On Wednesday night Rick Karsdorp finally made his Roma debut, a rusty 82 minutes in the Giallorossi's crusty 1-0 win over struggling Crotone. His first steps on the Stadio Olimpico pitch marked the end of a four-month absence following preseason surgery on his right knee, with which he had problems while playing for his former club, and subsequent muscle injuries during his recovery. He was warmly applauded by home fans hopeful that one of sporting director Monchi's most intriguing summer signings might finally pay back some of the €14 million spent on him.
It was a decent, if not particularly exciting performance, after which Karsdorp showed little sign of any pain and expressed happiness at having completed his first Roma game. Less than 48 hours later, and on the eve of their home clash with Bologna, he's undergone surgery on his left knee, the victim of Roma's 12th torn anterior cruciate ligament in less than two years.

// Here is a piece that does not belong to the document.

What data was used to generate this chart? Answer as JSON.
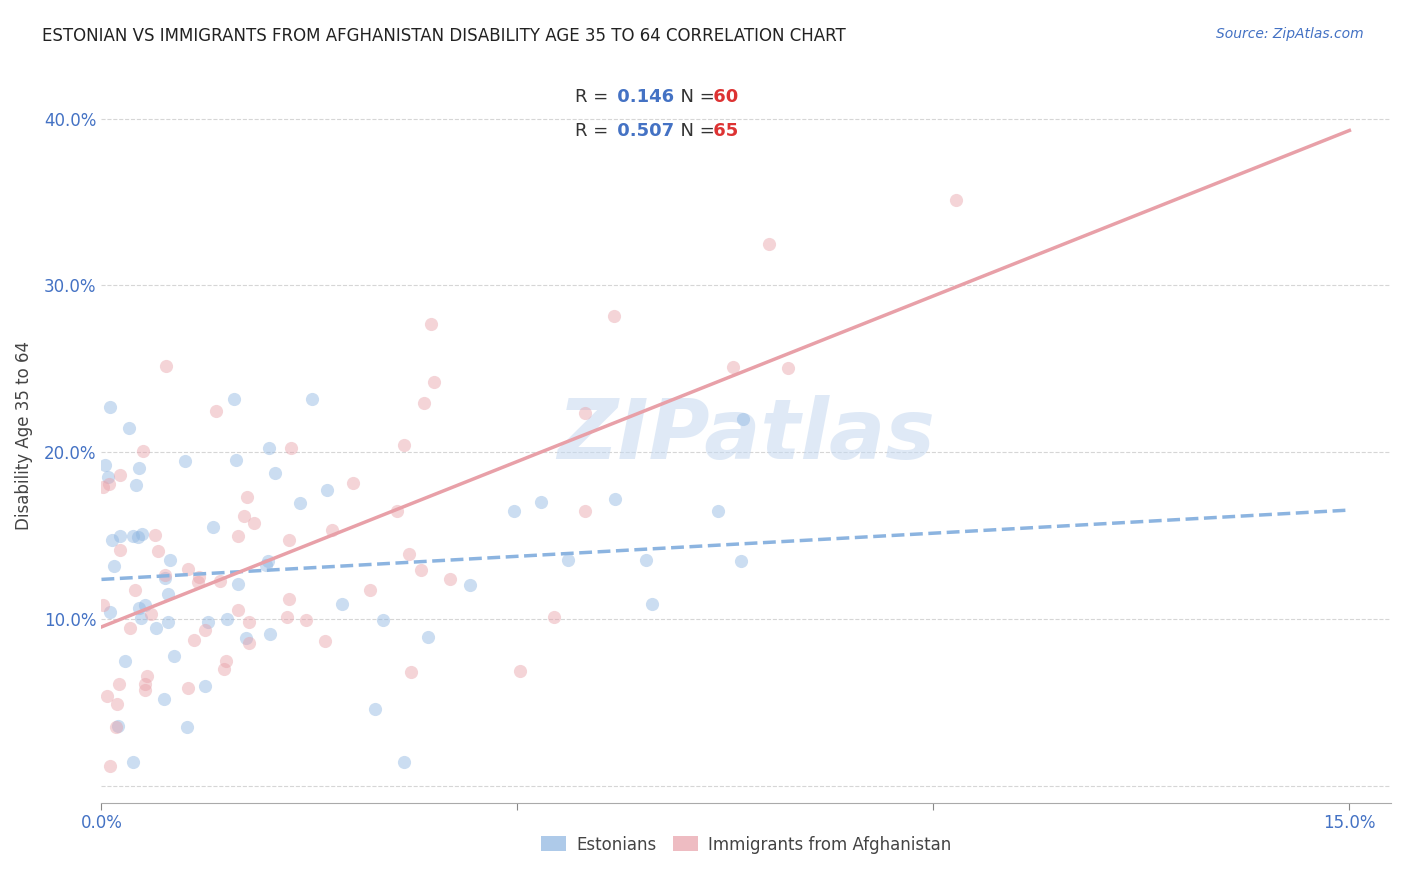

As well as lamenting the loss of such a promising player, fans are now beginning to wonder how on earth so many ACL tears can happen in such a short period of time.
"Last night my dream turned into a nightmare," Karsdorp tweeted on Thursday morning, while Kevin Strootman, who knows all about his countryman's fate having spent the best part of two years out after suffering his own torn ACL in 2014, insisted the new arrival will be "back on the pitch as soon as possible to rock the right wing again."
As news of Karsdorp's fate was revealed, fingers were immediately pointed at director of performance Darcy Norman and head performance coach Ed Lippie, hand-picked by Roma president James Pallotta in the summer of 2015. The dirty dozen have all torn their ACLs since the pair's arrival and unless Pallotta's Lazio counterpart Claudio Lotito visited Roma's Trigoria training complex with a Lazio curse two years ago, it seems highly unlikely that such a high number of tears can be explained by bad luck alone.
Even if the tears suffered on international duty -- Elio Capradossi, on loan at Bari, in September 2015 and Antonio Rudiger last summer -- are removed from the equation, 10 ACLs have been torn in that period. Even more worryingly, nine of the 12 have come since the end of the 2015-16 season, starting with Rudiger and finishing with Karsdorp, with first-teamers (curiously, also full-backs) Mario Rui, Emerson Palmieri and Alessandro Florenzi (twice) among that number. That's an astonishingly high number even for a league where six players have suffered ACL tears in just 10 rounds of fixtures.
Nonetheless it's hard to apportion blame for these injuries, mostly because not even the experts can agree on the cause of their recent increase -- something that's not just taken place at Roma, or in Italy. What they do agree on is that it's not down to luck, with former Arsenal and Charlton physio David Wales suggesting last year that there should be "one ACL injury per club every 12 to 18 months," a number that was "consistent" with his time in football. Something, somewhere, needs to be fixed.
Karsdorp came to the club in deal that also included €5m of extras. His arrival excited the fans who followed foreign football closely enough to notice Feyenoord's buccaneering, Eredivisie-winning right-back exciting Dutch fans in a period when there seems to be a dearth of Oranje talent.
Karsdorp started out as a midfielder, at times playing as a No.10, and he wasn't played as a full-back until 2014. That time spent in the middle of the park gave the 22-year-old a calmness on the ball that many defenders dream of, and his quality distribution brought him 14 assists over the last two seasons. His arrival was supposed to be the solution to what had been a problem position for Eusebio Di Francesco's predecessor Luciano Spalletti.
With Florenzi -- not a natural right-back but a useful auxiliary player -- out for much of Spalletti's tenure having suffered two of Roma's recent ACL tears, the former coach had to make do with Rudiger and Bruno Peres. Rudiger is a centre-back by trade, as we can see from his work at Chelsea, and lacked attacking guile. More importantly, accomplished wide players such as Lorenzo Insigne could take advantage of his unnatural stance and positioning, as he admitted in an interview with top Italian football site Ultimo Uomo before Rudiger left for the Premier League.
Peres, who probably will start on Saturday night, plays the role practically as a winger rather than a traditional full-back, and the Brazilian's attitude to small matters like positioning and chasing back seem unconventional, to say the least. Silly errors like the sloppy pass that led to Chelsea's second goal in the 3-3 thriller at Stamford Bridge have cost Roma points and infuriated fans, and the return of Karsdorp had supporters hoping they would have the same stability and attacking ability on the right flank that Aleksandar Kolarov has brought to the left.
Instead they're back to the role being shared by a converted midfielder and player whose days at right-back were supposed be numbered.